O DIREITO À CIDADE: A PROPÓSITO DO DEBATE SOBRE O PLANO DIRETOR DA PAULICEIA DESVAIRADA

17/06/2023

Coluna Por Supuesto

A maturidade hermenêutica, que constitui um ganho inestimável na aplicação das diretrizes constitucionais na América Latina, permitiu que alguns artigos plasmados nas constituições e que refletem lutas históricas das sociedades, tivessem seus conteúdos e alcances destrinchados e assimilados. No Brasil, muito embora os obstáculos nos caminhos da democracia, a ideia de objetivos fundamentais da República, de eliminação das desigualdades e reconhecimento da dignidade humana como princípio fundamental, tem impactado e fortalecido a luta por direitos como o direito à cidade e à moradia.

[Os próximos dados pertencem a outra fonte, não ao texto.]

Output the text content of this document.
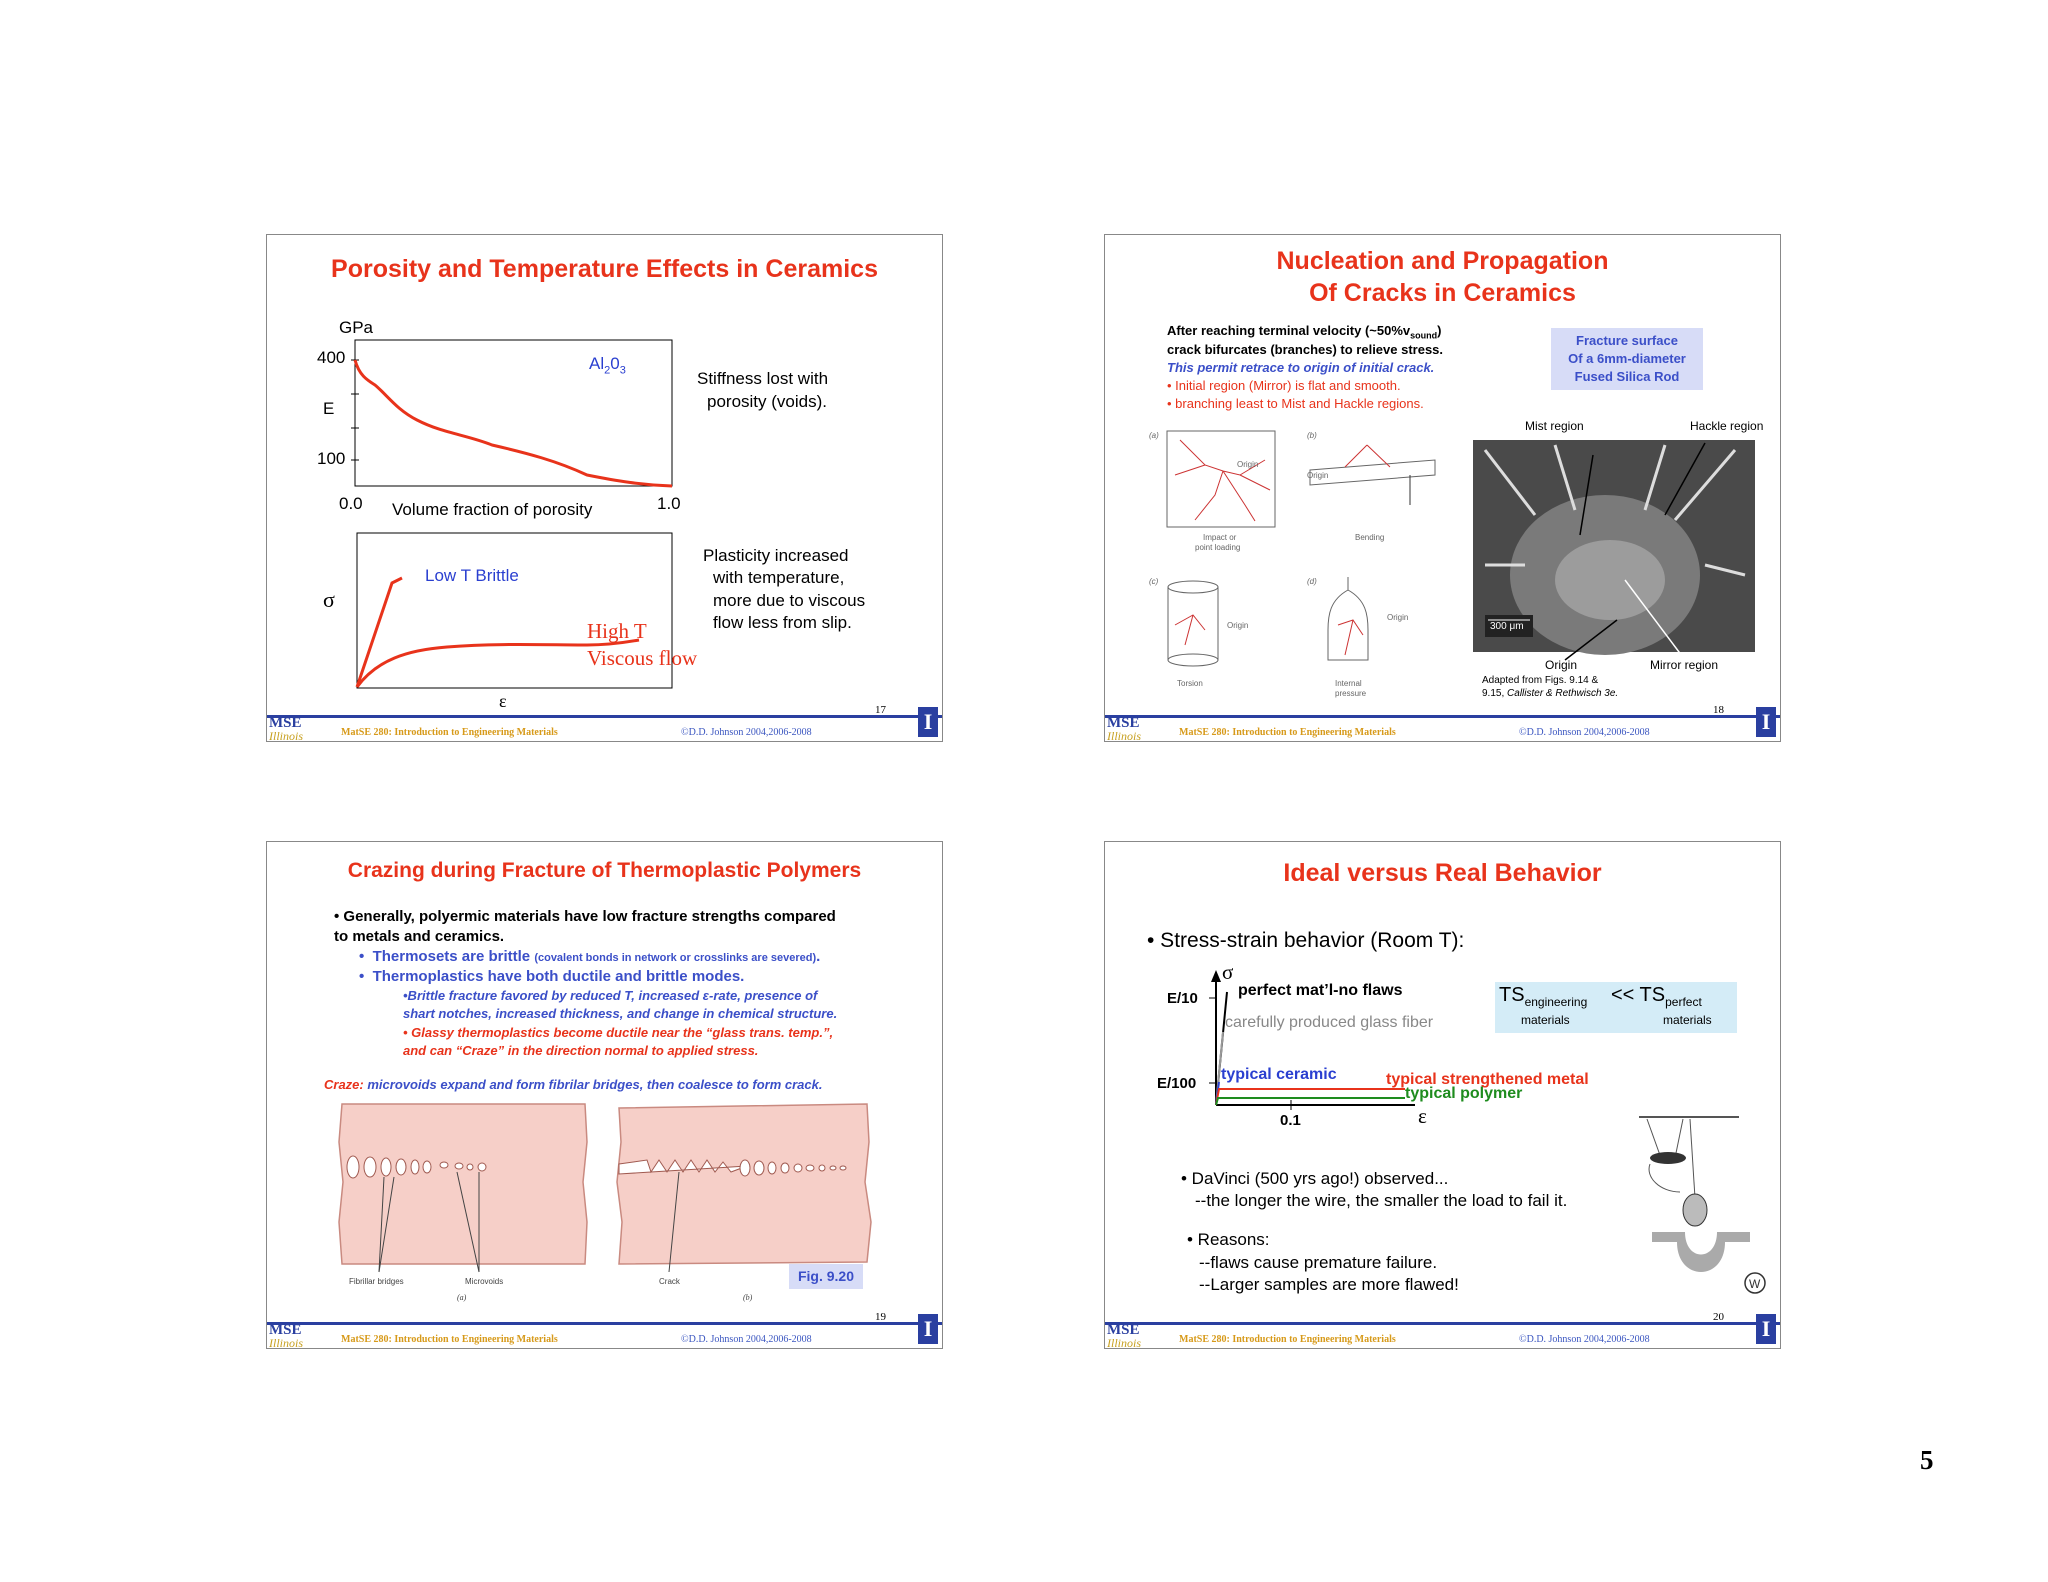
Porosity and Temperature Effects in Ceramics
GPa
400
E
100
0.0	1.0
Volume fraction of porosity
$Al_20_3$	Stiffness lost with
porosity (voids).
σ
ε
Low T Brittle
High T
Viscous flow
Plasticity increased
with temperature,
more due to viscous
flow less from slip.
MSE
Illinois	MatSE 280: Introduction to Engineering Materials	©D.D. Johnson 2004,2006-2008
17 I
Nucleation and Propagation
Of Cracks in Ceramics
After reaching terminal velocity $(\sim 50\%v_{sound})$
crack bifurcates (branches) to relieve stress.
This permit retrace to origin of initial crack.
• Initial region (Mirror) is flat and smooth.
• branching least to Mist and Hackle regions.
Fracture surface
Of a 6mm-diameter
Fused Silica Rod
(a)	(b)
(c)	(d)
Origin
Origin
Impact or
point loading
Bending
Origin
Origin
Torsion	Internal
pressure
Mist region	Hackle region
300 μm
Origin	Mirror region
Adapted from Figs. 9.14 &
9.15, Callister & Rethwisch 3e.
MSE
Illinois	MatSE 280: Introduction to Engineering Materials	©D.D. Johnson 2004,2006-2008
18 I
Crazing during Fracture of Thermoplastic Polymers
• Generally, polyermic materials have low fracture strengths compared
to metals and ceramics.
•  Thermosets are brittle (covalent bonds in network or crosslinks are severed).
•  Thermoplastics have both ductile and brittle modes.
•Brittle fracture favored by reduced T, increased ε-rate, presence of
shart notches, increased thickness, and change in chemical structure.
• Glassy thermoplastics become ductile near the “glass trans. temp.”,
and can “Craze” in the direction normal to applied stress.
Craze: microvoids expand and form fibrilar bridges, then coalesce to form crack.
Fibrillar bridges	Microvoids	Crack
(a)	(b)
Fig. 9.20
MSE
Illinois	MatSE 280: Introduction to Engineering Materials	©D.D. Johnson 2004,2006-2008
19 I
Ideal versus Real Behavior
• Stress-strain behavior (Room T):
σ
E/10
E/100
perfect mat’l-no flaws
carefully produced glass fiber
typical ceramic	typical strengthened metal
typical polymer
0.1	ε
$TS_{engineering} << TS_{perfect}$
materials	materials
• DaVinci (500 yrs ago!) observed...
--the longer the wire, the smaller the load to fail it.
• Reasons:
--flaws cause premature failure.
--Larger samples are more flawed!	W
MSE
Illinois	MatSE 280: Introduction to Engineering Materials	©D.D. Johnson 2004,2006-2008
20 I
5
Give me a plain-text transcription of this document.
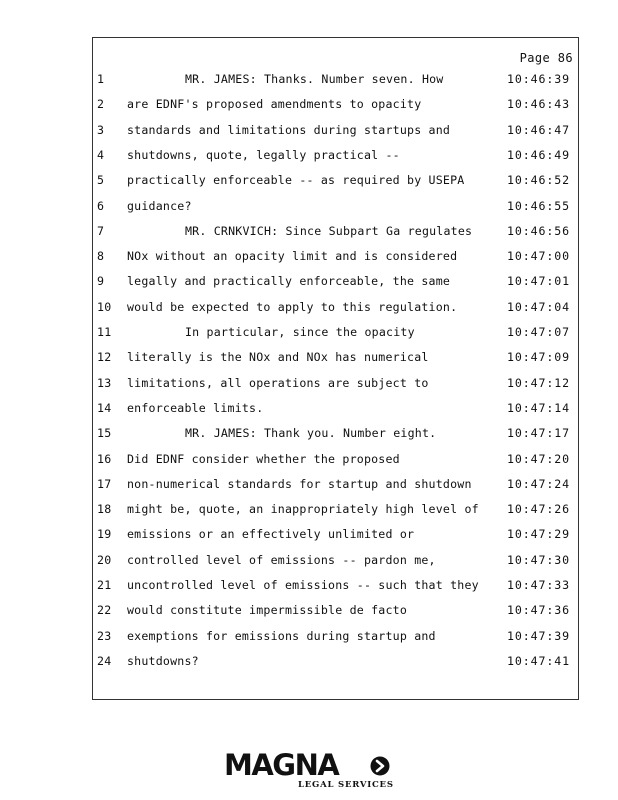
Page 86
1	MR. JAMES: Thanks. Number seven. How	10:46:39
2	are EDNF's proposed amendments to opacity	10:46:43
3	standards and limitations during startups and	10:46:47
4	shutdowns, quote, legally practical --	10:46:49
5	practically enforceable -- as required by USEPA	10:46:52
6	guidance?	10:46:55
7	MR. CRNKVICH: Since Subpart Ga regulates	10:46:56
8	NOx without an opacity limit and is considered	10:47:00
9	legally and practically enforceable, the same	10:47:01
10	would be expected to apply to this regulation.	10:47:04
11	In particular, since the opacity	10:47:07
12	literally is the NOx and NOx has numerical	10:47:09
13	limitations, all operations are subject to	10:47:12
14	enforceable limits.	10:47:14
15	MR. JAMES: Thank you. Number eight.	10:47:17
16	Did EDNF consider whether the proposed	10:47:20
17	non-numerical standards for startup and shutdown	10:47:24
18	might be, quote, an inappropriately high level of 10:47:26
19	emissions or an effectively unlimited or	10:47:29
20	controlled level of emissions -- pardon me,	10:47:30
21	uncontrolled level of emissions -- such that they 10:47:33
22	would constitute impermissible de facto	10:47:36
23	exemptions for emissions during startup and	10:47:39
24	shutdowns?	10:47:41
MAGNA
LEGAL SERVICES
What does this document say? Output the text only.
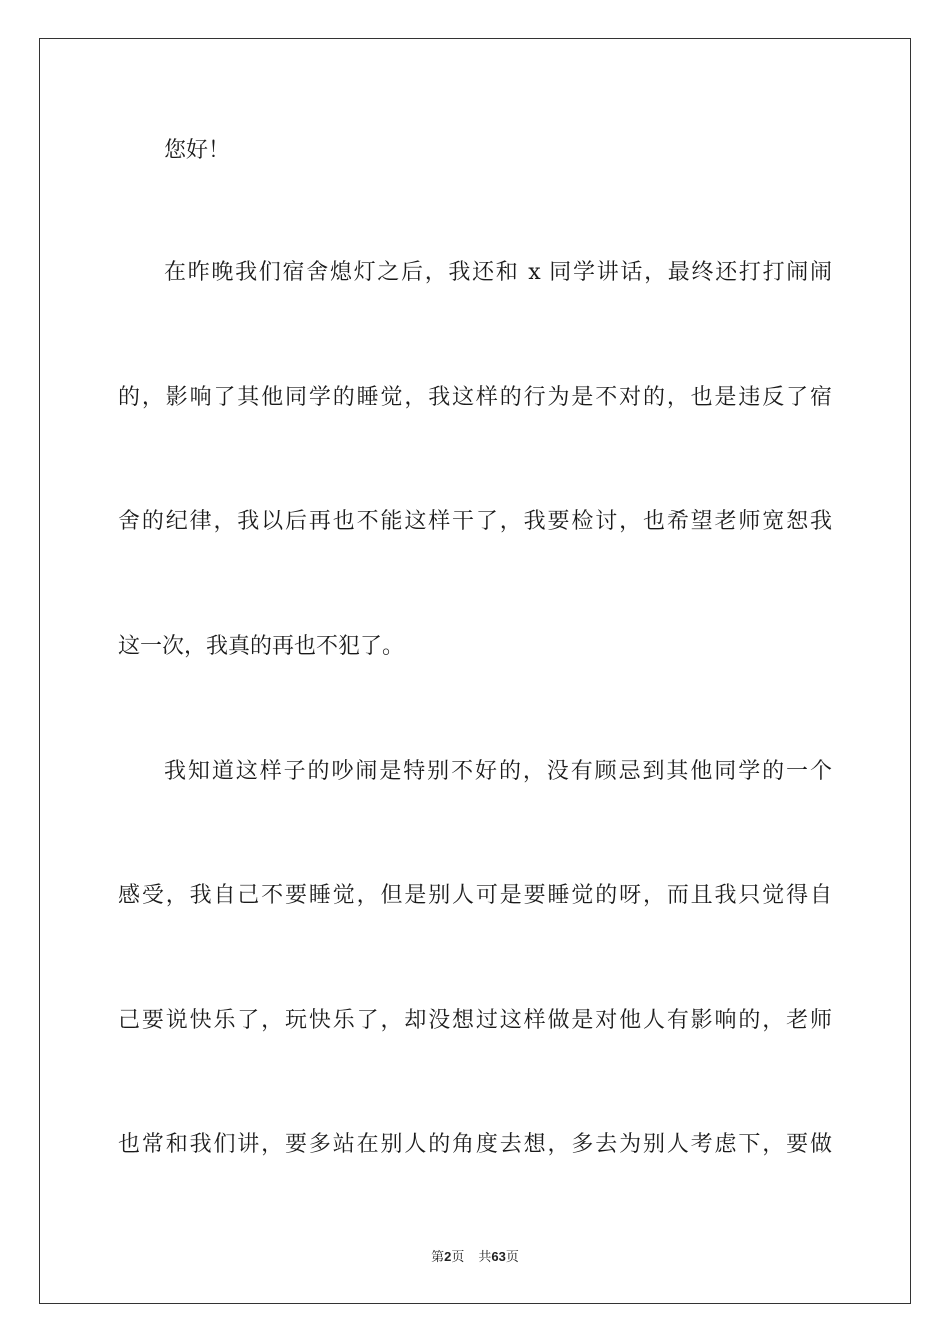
您好！
在昨晚我们宿舍熄灯之后，我还和 x 同学讲话，最终还打打闹闹
的，影响了其他同学的睡觉，我这样的行为是不对的，也是违反了宿
舍的纪律，我以后再也不能这样干了，我要检讨，也希望老师宽恕我
这一次，我真的再也不犯了。
我知道这样子的吵闹是特别不好的，没有顾忌到其他同学的一个
感受，我自己不要睡觉，但是别人可是要睡觉的呀，而且我只觉得自
己要说快乐了，玩快乐了，却没想过这样做是对他人有影响的，老师
也常和我们讲，要多站在别人的角度去想，多去为别人考虑下，要做
第2页 共63页
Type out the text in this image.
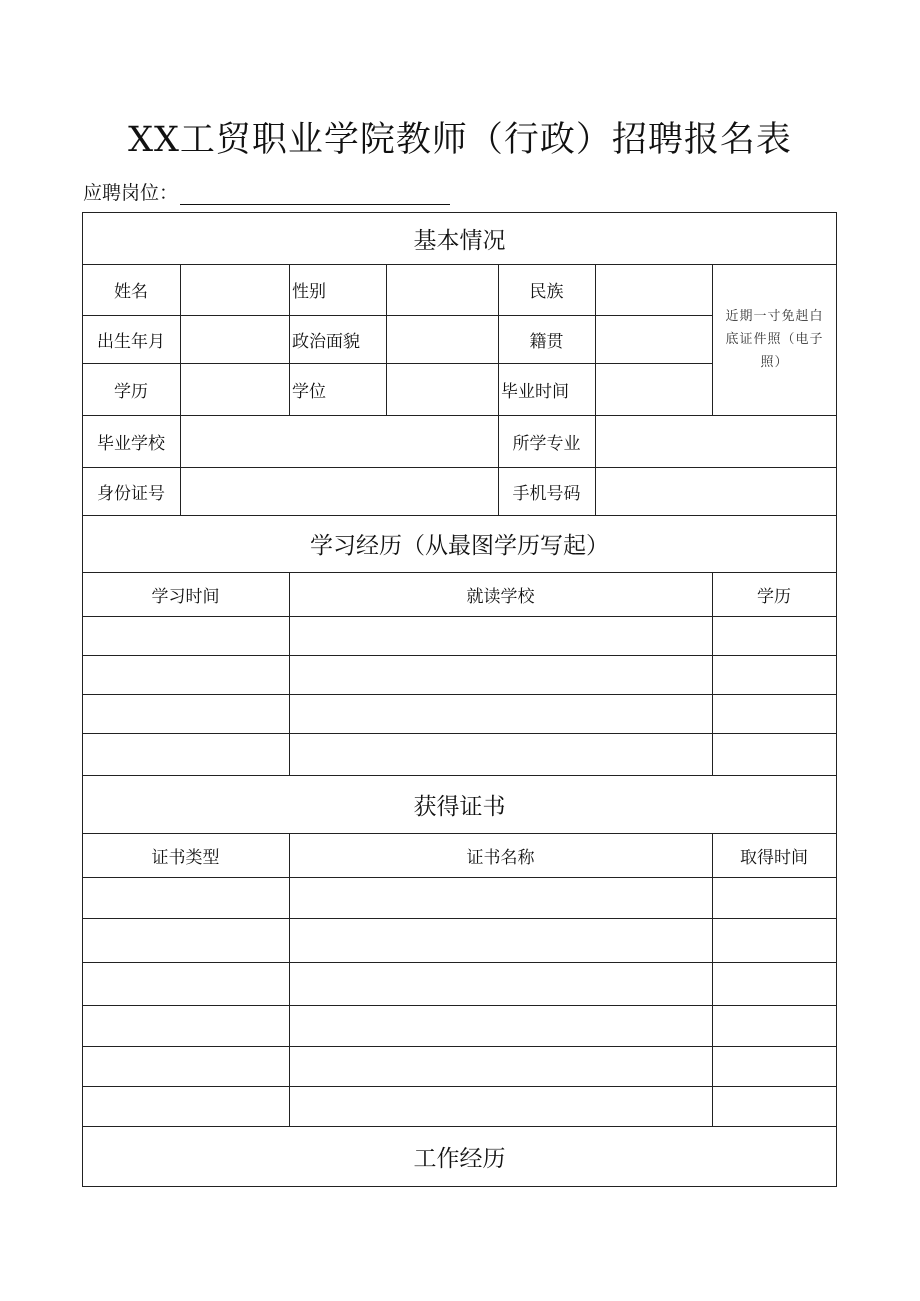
XX工贸职业学院教师（行政）招聘报名表
应聘岗位：
基本情况
姓名	性别	民族
出生年月	政治面貌	籍贯
学历	学位	毕业时间
近期一寸免赳白底证件照（电子照）
毕业学校	所学专业
身份证号	手机号码
学习经历（从最图学历写起）
学习时间	就读学校	学历
获得证书
证书类型	证书名称	取得时间
工作经历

E não foi por acaso, senão como resultado da reflexão sobre a cruel exclusão territorial nas grandes urbes e o empenho, esforço coletivo e as justas exigências dos movimentos pela reforma urbana, que a Constituição Federal de 1988 estabeleceu no artigo 128 que a política de desenvolvimento urbano, executada pelo Poder Público municipal, tem por objetivo ordenar o pleno desenvolvimento das funções sociais da cidade e garantir o bem-estar de seus habitantes.

A Carta determinou, igualmente, no parágrafo 1º do mesmo artigo, que O plano diretor, aprovado pela Câmara Municipal, obrigatório para cidades com mais de vinte mil habitantes, é o instrumento básico da política de desenvolvimento e de expansão urbana.

Dessarte, as diretrizes gerais dessa política, bem como Plano Diretor, devem ser plasmadas em uma lei municipal. Isso significa, em interpretação ancorada em um regime político democrático - que como tem sido tantas vezes advertido, não se esgota na escolha de representantes senão que implica a deliberação e a participação ampla da cidadania - que tanto as diretrizes como o Plano devem ser desenhados, debatidos e construídos em ambiente público, e que cada decisão deve ser motivada e sustentada pelos objetivos constitucionais.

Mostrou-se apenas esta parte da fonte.